Francois Hougaard has dismissed questions about his aptitude as a Test scrumhalf but Europe represents a key examination of his tactical variation, writes RYAN VREDE.
I was on the brink of writing Hougaard off as a Test-calibre scrumhalf. I believed deeply (and am still inclined to believe) that he would be more effectively deployed as a wing, where his speed and physicality would be better utilised. It is, after all, where his best performances for the Springboks have come.
However, his showings in the Rugby Championship – he dazzled against Australia and turned in an excellent performance against the world champion All Blacks – demanded that I reconsider my position. He looked more like the player I envisaged him being when I first watched him at the Bulls and indeed the one Fourie du Preez spoke about glowingly. 'He can develop into one of the best scrumhalves in the world,' the world's pre-eminent No 9 told me at the time (2009).
A big part of Hougaard's turnaround can be attributed to the Springboks' tactical shift to a more expansive approach. This shift, in my understanding, was largely designed to maximise rookie flyhalf Handré Pollard's ball-carrying and distribution skill. Hougaard, who got his break thanks to injuries to Fourie du Preez and Ruan Pienaar, benefited inadvertently and took advantage of the new playing style.
For around a year I have pleaded through this platform for Hougaard to have less tactical-kicking responsibility and for him to have a broader attacking directive. I had a strong suspicion that he would be a far more formidable player if allowed to express his natural instinct, and that suspicion (I certainly wasn't alone in this view) was proved to be right when I watched him at Newlands and Ellis Park in the Rugby Championship.
However, if he hopes to have a long Springbok career (he has already played 32 Tests) he has to exhibit a degree of tactical versatility, especially in testing northern hemisphere conditions. With Pienaar still battling to recover from his knee injury, Hougaard is likely to start against Ireland in Dublin on Saturday. Rain and wind is predicted during the Test and these conditions would demand that the Springboks temper their newly adopted expansive approach. In practice this would mean their halfback pairing (and fullback to a lesser extent) would be required to gain the Springboks a territorial advantage through accurate tactical kicking. Hougaard's ability to do so effectively against a very good Ireland side will be under the spotlight.

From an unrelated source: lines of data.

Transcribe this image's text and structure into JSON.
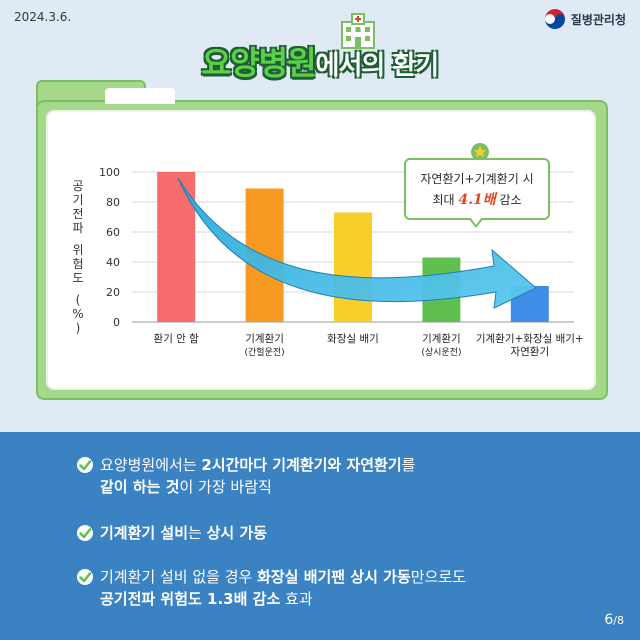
{
  "header": {
    "date": "2024.3.6.",
    "org": "질병관리청",
    "title_main": "요양병원",
    "title_sub": "에서의 환기"
  },
  "colors": {
    "background": "#dfeaf4",
    "folder": "#a5d88a",
    "bottom_panel": "#3a82c2",
    "arrow": "#3db4e0",
    "highlight": "#e0461f"
  },
  "icons": [
    "hospital-icon",
    "star-icon",
    "check-icon",
    "taegeuk-logo-icon"
  ],
  "callout": {
    "line1": "자연환기+기계환기 시",
    "line2_prefix": "최대 ",
    "line2_highlight": "4.1배",
    "line2_suffix": " 감소"
  },
  "chart_data": {
    "type": "bar",
    "ylabel": "공기전파 위험도 (%)",
    "ylim": [
      0,
      100
    ],
    "yticks": [
      0,
      20,
      40,
      60,
      80,
      100
    ],
    "grid": true,
    "categories": [
      {
        "main": "환기 안 함",
        "sub": ""
      },
      {
        "main": "기계환기",
        "sub": "(간헐운전)"
      },
      {
        "main": "화장실 배기",
        "sub": ""
      },
      {
        "main": "기계환기",
        "sub": "(상시운전)"
      },
      {
        "main": "기계환기+화장실 배기+",
        "sub": "자연환기"
      }
    ],
    "values": [
      100,
      89,
      73,
      43,
      24
    ],
    "bar_colors": [
      "#f76c6c",
      "#f79a22",
      "#f8ce2a",
      "#5fc050",
      "#3e8ee8"
    ]
  },
  "bullets": [
    {
      "lines": [
        [
          {
            "t": "요양병원에서는 ",
            "b": false
          },
          {
            "t": "2시간마다 기계환기와 자연환기",
            "b": true
          },
          {
            "t": "를",
            "b": false
          }
        ],
        [
          {
            "t": "같이 하는 것",
            "b": true
          },
          {
            "t": "이 가장 바람직",
            "b": false
          }
        ]
      ]
    },
    {
      "lines": [
        [
          {
            "t": "기계환기 설비",
            "b": true
          },
          {
            "t": "는 ",
            "b": false
          },
          {
            "t": "상시 가동",
            "b": true
          }
        ]
      ]
    },
    {
      "lines": [
        [
          {
            "t": "기계환기 설비 없을 경우 ",
            "b": false
          },
          {
            "t": "화장실 배기팬 상시 가동",
            "b": true
          },
          {
            "t": "만으로도",
            "b": false
          }
        ],
        [
          {
            "t": "공기전파 위험도 1.3배 감소",
            "b": true
          },
          {
            "t": " 효과",
            "b": false
          }
        ]
      ]
    }
  ],
  "pager": {
    "current": "6",
    "total": "/8"
  }
}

No absolute conclusions can be drawn on Hougaard until we establish his tactical versatility. This is not to say that we should expect him to have the same level of competence in this regard as Du Preez, only that he would have to dial back from 9 or 10 on his attacking play to show that he can operate at a 6 or 7 if required to. And how Hougaard fares tactically on this tour will give us greater insight into his suitability for the World Cup squad.